The economic reopening and the global stimulus that is underway will lead to improved household liquidity, a wealth effect from rising asset values and lower consumption, healthy consumer balance sheets, and a healing labor market. Our approach to portfolio management is nimble, opportunistic, and deliberate in identifying asset classes that are best placed to generate returns in a new world order. Our focus is on protecting portfolios from downside risk, and we believe that our investment process is working to achieve that goal.


Deborah Frame, President and CIO


1 BCOM Index. December 1 to March 1, 2021.

2 Bloomberg WTI Index.

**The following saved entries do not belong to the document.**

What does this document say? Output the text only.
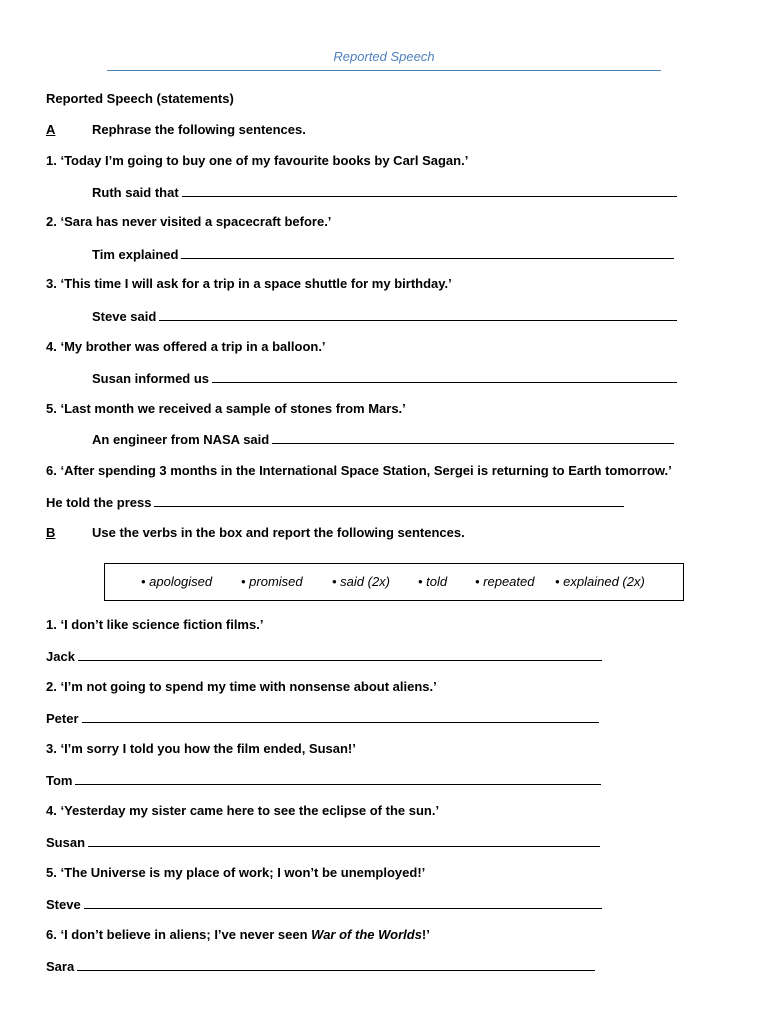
Reported Speech
Reported Speech (statements)
A	Rephrase the following sentences.
1. ‘Today I’m going to buy one of my favourite books by Carl Sagan.’
Ruth said that
2. ‘Sara has never visited a spacecraft before.’
Tim explained
3. ‘This time I will ask for a trip in a space shuttle for my birthday.’
Steve said
4. ‘My brother was offered a trip in a balloon.’
Susan informed us
5. ‘Last month we received a sample of stones from Mars.’
An engineer from NASA said
6. ‘After spending 3 months in the International Space Station, Sergei is returning to Earth tomorrow.’
He told the press
B	Use the verbs in the box and report the following sentences.
• apologised • promised • said (2x) • told • repeated • explained (2x)
1. ‘I don’t like science fiction films.’
Jack
2. ‘I’m not going to spend my time with nonsense about aliens.’
Peter
3. ‘I’m sorry I told you how the film ended, Susan!’
Tom
4. ‘Yesterday my sister came here to see the eclipse of the sun.’
Susan
5. ‘The Universe is my place of work; I won’t be unemployed!’
Steve
6. ‘I don’t believe in aliens; I’ve never seen War of the Worlds!’
Sara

February 21, 2021.

3 Trading Economics. China Debt, BIS Statistics. March 2021.

4 Trading Economics. Australia GDP. March 3, 2021.

5 European Centre for Disease Prevention and Control. March 17, 2021.

6 Trading Economics. Euro Area Inflation. March 17, 2021.

7 Trading Economics. U.S. Retail Sales. March 17, 2021.

8 Trading Economics. U.S. Housing Starts. March 16, 2021.

9 Trading Economics. U.S. Trade. March 17, 2021.

10 Trading Economics. Canada Inflation. March 17, 2021.


Index return data from Bloomberg and S&P Dow Jones Indices Index Dashboard: U.S., Canada, Europe, Asia, Fixed Income. February 28, 2021. Index performance is based on total returns and expressed in the local currency of the index.